NFL draft coverage produced parental hugs for most of the 256 players selected.

But it’s doubtful if any of these parents displayed the pride and joy of Ron and Luanne Smith of Denver.

And the Smiths don’t have a potential NFL star.

They watched as their daughter Shelley, 57, a longtime ESPN reporter, made her first TV appearance since she was diagnosed with breast cancer last October and began debilitating chemotherapy.

Shelley Smith was in Hawaii, covering the selection of Oregon quarterback Marcus Mariota, the second college player picked (Tennessee Titans) during the three-day draft.

Displaying her new bald look, Smith provided reports Wednesday and Thursday in ESPN studios and was live with the Mariota family when he was selected Thursday night.

“She was spectacular,” her proud father noted. “Her knowledge and smile were there. We are happy — and very, very proud.

“It was a joy to see Shelley doing the job she loved. And I praise ESPN for sticking by her throughout her ordeal.”

Smith’s return performance generated a huge “welcome back” response via Facebook, Twitter and e-mail — in and out of the sports world. Smith was recuperating in her Los Angeles-area home when ESPN called, asking if she would like to go to Hawaii on assignment to cover Mariota’s entry into the NFL.

Mariota was one of a handful of notable college athletes who remained at home rather than going to the huge Chicago ceremony.

Smith’s travel plans included a visit to a Los Angeles barber who shaved her head.

Writing on ESPN Front Row, Smith noted: “Having no hair is a sign of strength. … At least I won’t have to worry about the wind blowing my hair.

“This experience has made me stronger and has given me a better understanding of how people can really help others.”

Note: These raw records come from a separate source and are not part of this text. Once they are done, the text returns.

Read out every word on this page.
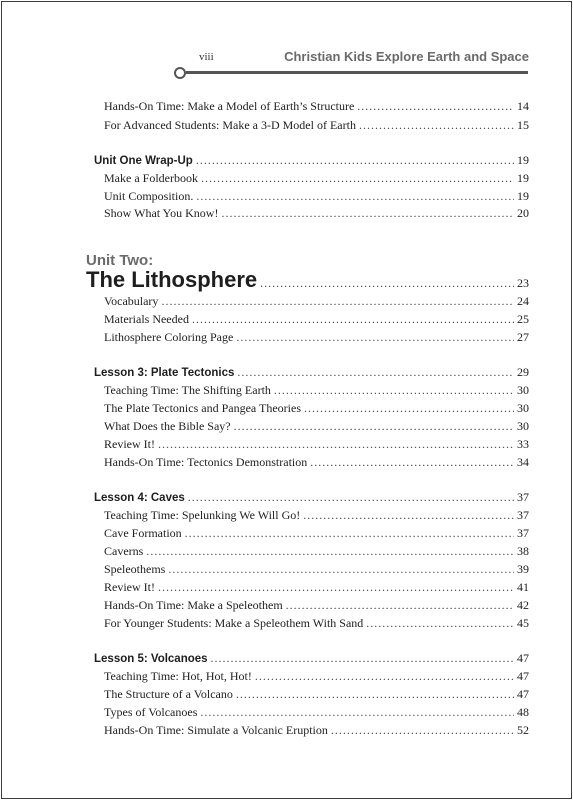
viii	Christian Kids Explore Earth and Space
Hands-On Time: Make a Model of Earth’s Structure . . .	14
For Advanced Students: Make a 3-D Model of Earth . . .	15
Unit One Wrap-Up . . .	19
Make a Folderbook . . .	19
Unit Composition. . . .	19
Show What You Know! . . .	20
Unit Two:
The Lithosphere . . .	23
Vocabulary . . .	24
Materials Needed . . .	25
Lithosphere Coloring Page . . .	27
Lesson 3: Plate Tectonics . . .	29
Teaching Time: The Shifting Earth . . .	30
The Plate Tectonics and Pangea Theories . . .	30
What Does the Bible Say? . . .	30
Review It! . . .	33
Hands-On Time: Tectonics Demonstration . . .	34
Lesson 4: Caves . . .	37
Teaching Time: Spelunking We Will Go! . . .	37
Cave Formation . . .	37
Caverns . . .	38
Speleothems . . .	39
Review It! . . .	41
Hands-On Time: Make a Speleothem . . .	42
For Younger Students: Make a Speleothem With Sand . . .	45
Lesson 5: Volcanoes . . .	47
Teaching Time: Hot, Hot, Hot! . . .	47
The Structure of a Volcano . . .	47
Types of Volcanoes . . .	48
Hands-On Time: Simulate a Volcanic Eruption . . .	52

Her next assignment: a trip to New York on Tuesday for the Sports Emmy Awards, where she will be a presenter. Smith won an Emmy in 1997 for a segment on Magic Johnson during ESPN’s lengthy coverage of AIDS and athletes.

Smith is undergoing positive radiation treatment, which indicates the chemo procedure has been successful.

A Denver-area native, Smith graduated from Wheat Ridge High School and attended the University of Nebraska.

She joined ESPN in 1997, following eight years at Sports Illustrated.